De Bernières writing describes the lives of his characters in great detail, bringing them vividly to life in the reader’s imagination. This detail, however, avoids the mundane and has amusing details about characters with even a very minor part:

This angel was hook-nosed and senile, with crumpled feathers hopping with fleas. The nimbus around its head was of a greyish pallor, it salivated copiously through its missing teeth and could not remember its name when Garcia demanded to know it. In disgust, the latter threw open his door with the intention of wasting no more time on this pitiful creature and of joining in with the festivities, only to find that they were already all over.


The light-hearted sections of the book, however, do not diminish the horror of the drugs trade, but rather act as a foil to expose the evils of drug production, and provides a hope that even in a society so badly affected by drugs, corruption, and civil war, there is still a human (or even angelic) story that can bring a smile to some-one’s face. De Bernières certainly never shies away from describing what the coca barons are involved in, and employs grotesque detail to shock the reader. This detail is never used gratuitously – only one murder is described in great detail, but the reader is reminded of the torture methods used by the henchmen throughout the book. The single murder scene stays fresh in the reader’s memory as a harrowing reminder of what is happening now in other parts of the world.

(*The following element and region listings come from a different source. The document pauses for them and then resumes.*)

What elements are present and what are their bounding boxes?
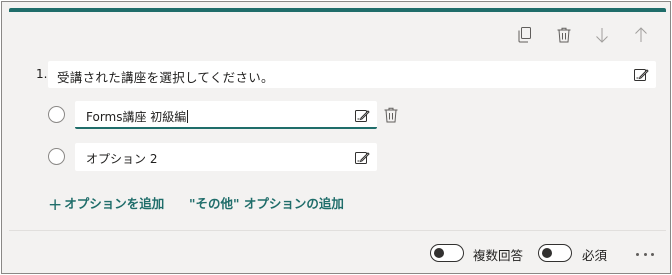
option-radio[interactable] [48, 106, 65, 123]
trash-icon[interactable] [553, 24, 575, 46]
text-caret [187, 110, 189, 123]
delete-option-trash-icon[interactable] [383, 107, 399, 123]
option-input[interactable]: オプション 2 [75, 143, 377, 171]
add-other-option-button[interactable]: "その他" オプションの追加 [189, 193, 344, 212]
option-radio[interactable] [48, 148, 65, 165]
add-option-label: オプションを追加 [64, 196, 165, 211]
add-option-button[interactable]: + オプションを追加 [48, 193, 164, 215]
plus-icon: + [48, 195, 63, 215]
question-title-field[interactable]: 受講された講座を選択してください。 [48, 61, 656, 88]
footer-divider [9, 230, 666, 231]
required-label: 必須 [582, 248, 608, 263]
rich-text-edit-icon[interactable] [633, 66, 649, 82]
required-toggle[interactable] [538, 244, 572, 262]
toggle-knob [434, 248, 444, 258]
arrow-up-icon[interactable] [630, 24, 652, 46]
option-text: Forms講座 初級編 [86, 110, 189, 124]
card-accent-bar [9, 8, 666, 12]
question-title-text: 受講された講座を選択してください。 [57, 70, 274, 85]
question-row: 1. 受講された講座を選択してください。 [36, 61, 656, 88]
question-card: 1. 受講された講座を選択してください。 Forms講座 初級編 オプション 2… [1, 1, 671, 274]
question-number: 1. [36, 67, 48, 81]
multiple-answers-label: 複数回答 [473, 248, 524, 263]
copy-icon[interactable] [514, 24, 536, 46]
toggle-knob [542, 248, 552, 258]
add-other-option-label: "その他" オプションの追加 [189, 196, 344, 211]
rich-text-edit-icon[interactable] [354, 107, 370, 123]
option-input[interactable]: Forms講座 初級編 [75, 101, 377, 129]
rich-text-edit-icon[interactable] [354, 149, 370, 165]
option-text: オプション 2 [86, 152, 158, 166]
arrow-down-icon[interactable] [591, 24, 613, 46]
more-options-icon[interactable] [636, 251, 654, 257]
multiple-answers-toggle[interactable] [430, 244, 464, 262]
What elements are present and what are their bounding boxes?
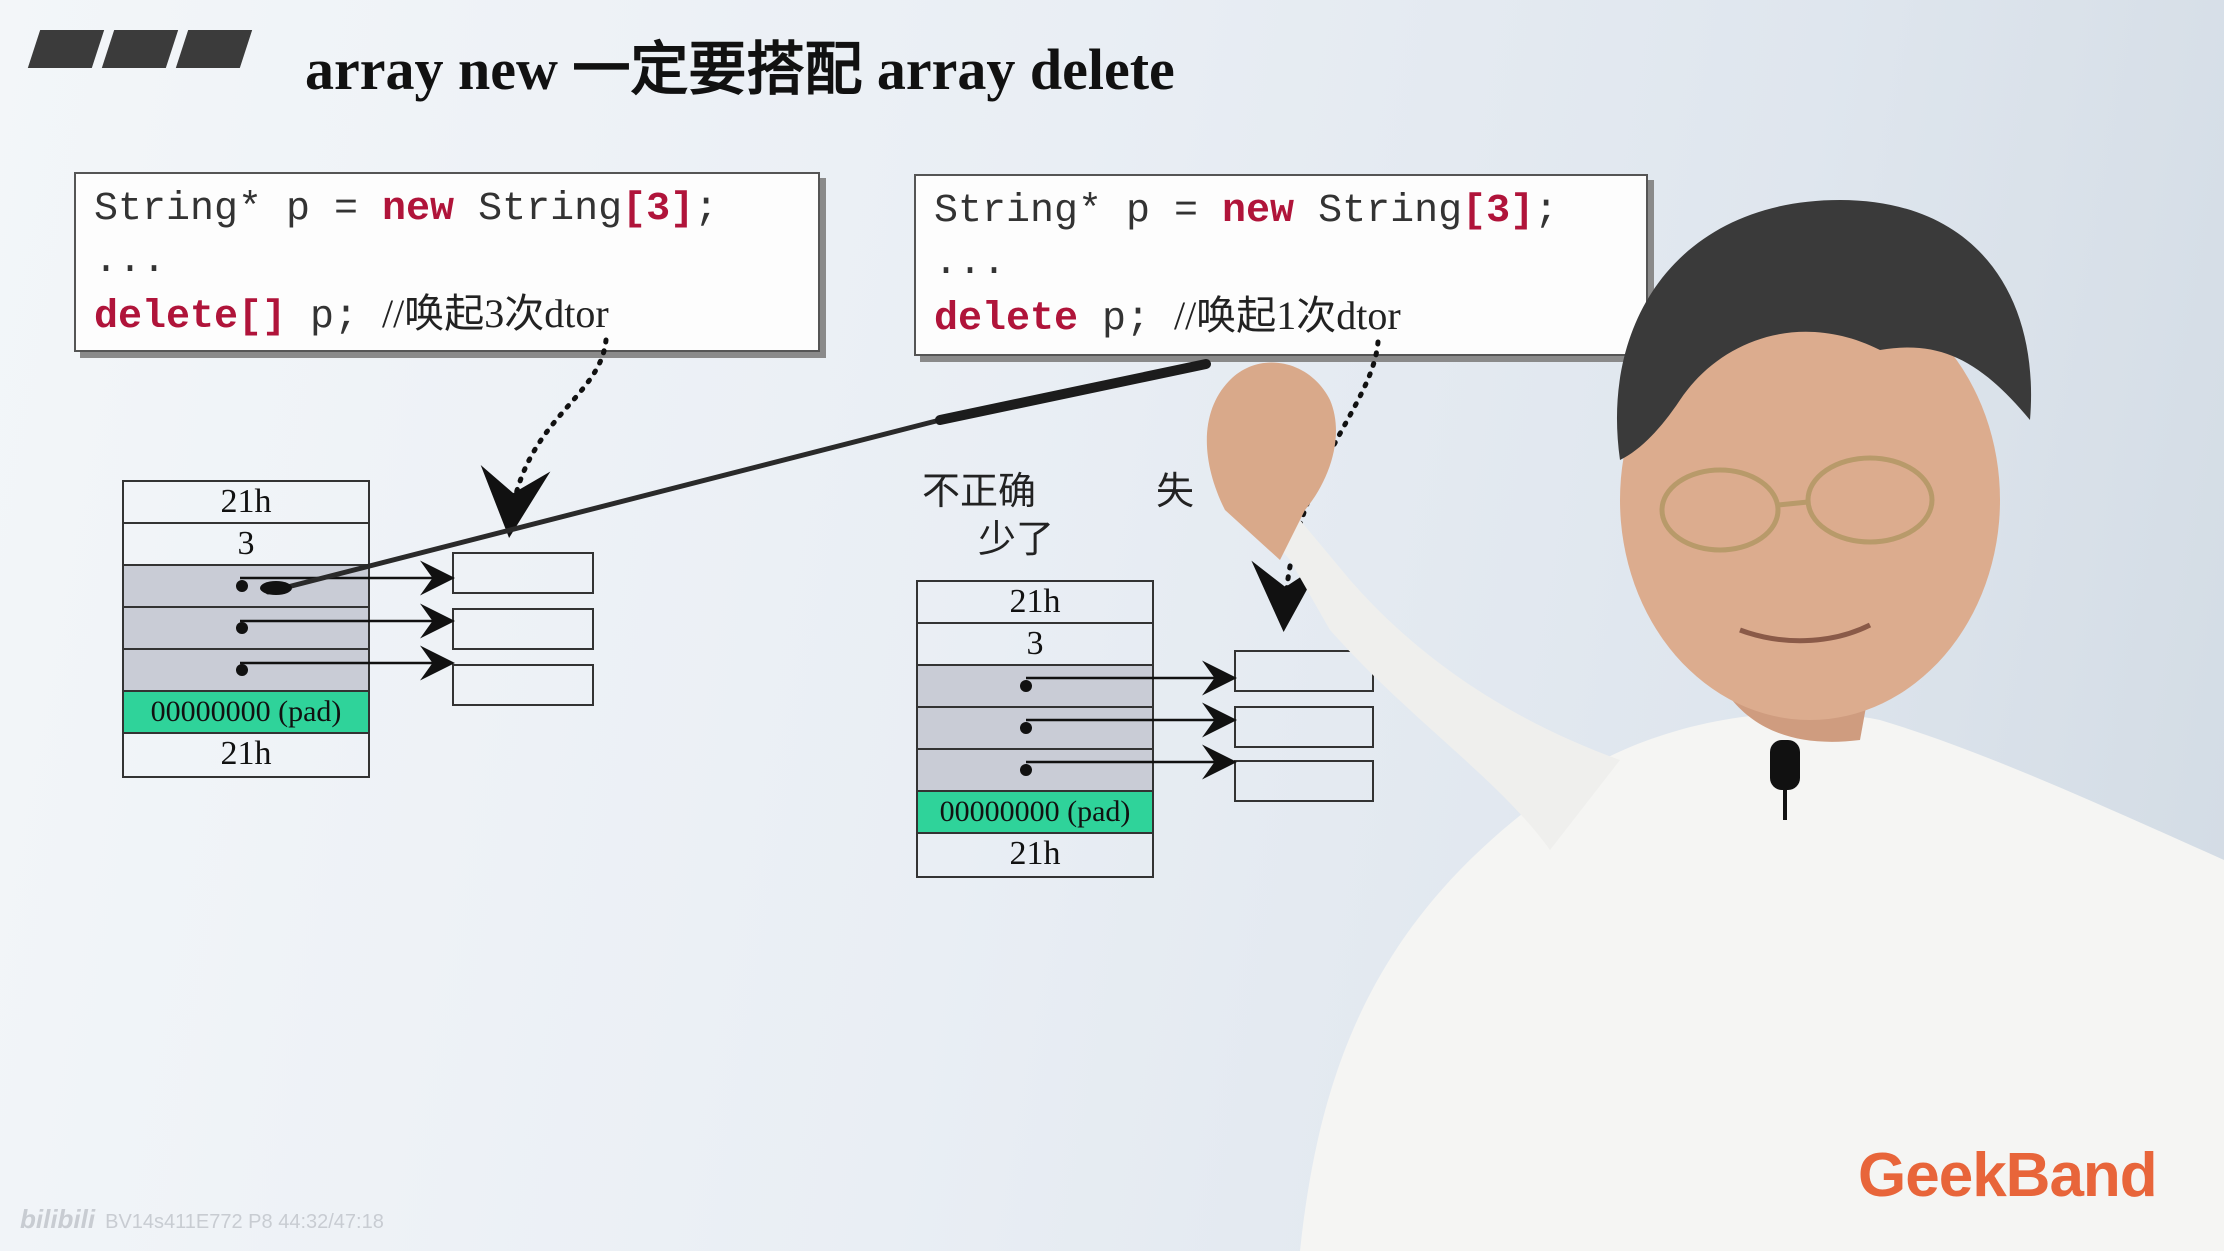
video-watermark: bilibili BV14s411E772 P8 44:32/47:18 <box>20 1204 384 1235</box>
presenter-hand <box>1206 362 1336 560</box>
pointer-tip <box>260 581 292 595</box>
geekband-logo: GeekBand <box>1858 1141 2158 1210</box>
watermark-id: BV14s411E772 P8 44:32/47:18 <box>105 1211 384 1233</box>
presenter-glasses-bridge <box>1777 499 1809 508</box>
microphone-icon <box>1770 740 1800 790</box>
dotted-connector <box>480 337 609 538</box>
teaching-pointer <box>265 417 943 595</box>
bilibili-logo: bilibili <box>20 1204 96 1234</box>
presenter-figure <box>1206 200 2224 1251</box>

De Bernières’ portrays the lives of all those involved in the drugs trade to bring a message to all his readers: everyone has their part to play in improving this world. His message is for the politicians who must decide whether to accept the bribes or to stand up against the drugs trade. He speaks to the members of the police and armed forces who also, must let their conscience win over their greed. He tells the victims that there can be hope. Most importantly, however, he tells us all that, in the middle of it all, an ordinary citizen (Dionisio Vivo) who wants to change something, can. Although Dionisio Vivo falls far short of completely ridding his home country the problem, de Bernières’ central character is one to inspire us all to speak out against the evils in society.